In theory, textile-to-textile recycling has the potential to revolutionize the way garment waste is managed on a global scale. But in practice, the process has proven rather complicated for a number of reasons. Synthetic textile-to-textile recycling relies on materials that can be melted down, so blends incorporating natural fibers such as cotton or viscose aren’t easily recyclable, and dyes and finishes also can make it difficult to recycle some items.
And beyond those technical limitations, the lack of built-in infrastructure for post-consumer garment collection and sorting such as that in existence for plastic bottles makes acquiring recyclable clothing more challenging.
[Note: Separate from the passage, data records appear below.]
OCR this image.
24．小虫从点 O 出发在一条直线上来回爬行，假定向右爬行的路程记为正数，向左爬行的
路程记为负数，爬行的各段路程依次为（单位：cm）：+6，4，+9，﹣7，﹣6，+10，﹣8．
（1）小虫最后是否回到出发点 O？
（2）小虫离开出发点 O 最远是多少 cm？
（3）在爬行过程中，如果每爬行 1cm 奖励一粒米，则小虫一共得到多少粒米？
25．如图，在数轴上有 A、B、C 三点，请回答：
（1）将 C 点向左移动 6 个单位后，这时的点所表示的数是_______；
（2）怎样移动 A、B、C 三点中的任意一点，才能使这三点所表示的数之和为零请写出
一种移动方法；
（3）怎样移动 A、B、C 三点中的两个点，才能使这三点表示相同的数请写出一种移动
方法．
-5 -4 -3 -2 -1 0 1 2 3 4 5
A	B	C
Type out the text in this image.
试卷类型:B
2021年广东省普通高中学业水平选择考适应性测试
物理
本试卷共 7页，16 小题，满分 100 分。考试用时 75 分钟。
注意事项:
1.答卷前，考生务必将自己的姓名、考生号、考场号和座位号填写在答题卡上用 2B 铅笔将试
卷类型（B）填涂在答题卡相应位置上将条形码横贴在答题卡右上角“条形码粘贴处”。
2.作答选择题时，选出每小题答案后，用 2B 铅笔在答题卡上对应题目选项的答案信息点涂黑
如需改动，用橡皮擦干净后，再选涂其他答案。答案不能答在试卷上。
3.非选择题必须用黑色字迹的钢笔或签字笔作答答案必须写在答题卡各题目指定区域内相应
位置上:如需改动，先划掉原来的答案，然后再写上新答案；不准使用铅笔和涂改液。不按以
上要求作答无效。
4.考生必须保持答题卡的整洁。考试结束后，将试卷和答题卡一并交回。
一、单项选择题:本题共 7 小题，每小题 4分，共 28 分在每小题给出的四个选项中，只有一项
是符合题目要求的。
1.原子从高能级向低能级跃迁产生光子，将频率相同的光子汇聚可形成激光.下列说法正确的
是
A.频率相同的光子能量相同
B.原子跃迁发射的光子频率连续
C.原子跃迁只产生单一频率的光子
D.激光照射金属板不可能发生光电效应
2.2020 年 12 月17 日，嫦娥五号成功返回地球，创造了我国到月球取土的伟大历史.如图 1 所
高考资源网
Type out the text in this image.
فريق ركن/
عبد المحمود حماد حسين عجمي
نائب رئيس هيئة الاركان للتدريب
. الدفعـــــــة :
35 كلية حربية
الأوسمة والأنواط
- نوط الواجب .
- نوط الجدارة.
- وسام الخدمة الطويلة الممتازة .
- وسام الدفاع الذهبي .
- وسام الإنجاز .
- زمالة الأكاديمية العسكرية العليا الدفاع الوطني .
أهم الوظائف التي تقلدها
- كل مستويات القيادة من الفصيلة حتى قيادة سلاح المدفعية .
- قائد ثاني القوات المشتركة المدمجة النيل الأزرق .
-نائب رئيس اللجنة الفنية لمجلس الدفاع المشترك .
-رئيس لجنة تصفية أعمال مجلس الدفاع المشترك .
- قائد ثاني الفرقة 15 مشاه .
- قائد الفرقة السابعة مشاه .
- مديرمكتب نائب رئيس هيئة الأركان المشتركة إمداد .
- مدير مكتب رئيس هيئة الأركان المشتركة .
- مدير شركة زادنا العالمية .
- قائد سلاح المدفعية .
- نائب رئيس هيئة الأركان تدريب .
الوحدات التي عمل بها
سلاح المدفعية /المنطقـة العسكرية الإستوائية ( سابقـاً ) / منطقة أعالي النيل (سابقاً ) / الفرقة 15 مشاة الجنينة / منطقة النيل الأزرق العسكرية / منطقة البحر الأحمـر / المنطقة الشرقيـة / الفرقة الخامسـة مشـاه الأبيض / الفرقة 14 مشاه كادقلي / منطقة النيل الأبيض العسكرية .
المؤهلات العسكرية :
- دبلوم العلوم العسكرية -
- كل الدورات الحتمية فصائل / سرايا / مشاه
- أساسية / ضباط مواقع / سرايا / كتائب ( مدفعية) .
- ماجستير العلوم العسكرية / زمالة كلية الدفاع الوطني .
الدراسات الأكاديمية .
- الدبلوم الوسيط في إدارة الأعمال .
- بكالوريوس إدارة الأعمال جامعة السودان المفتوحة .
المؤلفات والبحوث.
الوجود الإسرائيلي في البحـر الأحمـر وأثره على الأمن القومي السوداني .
That aspect contributed to the downfall of cotton textile-to-textile recycler Renewcell, which declared bankruptcy and re-emerged last year under a new owner and moniker, Circulose.
Unifi sources its garment waste from a number of places, much of it post-industrial waste such as cut-and-sew scraps from Southeast Asia factories, as well as misprint returns and pieces such as marathon shirts from races that never occurred due to Covid.
The garment waste is then sorted in Unifi’s facilities (the company has operations around the globe) and filtered based on parameters such as color and material. The pieces are then fed into the company’s proprietary thermal mechanical recycling process. Ingle says the process was developed to solve some of the problems that have hampered textile-to-textile recycling in the past.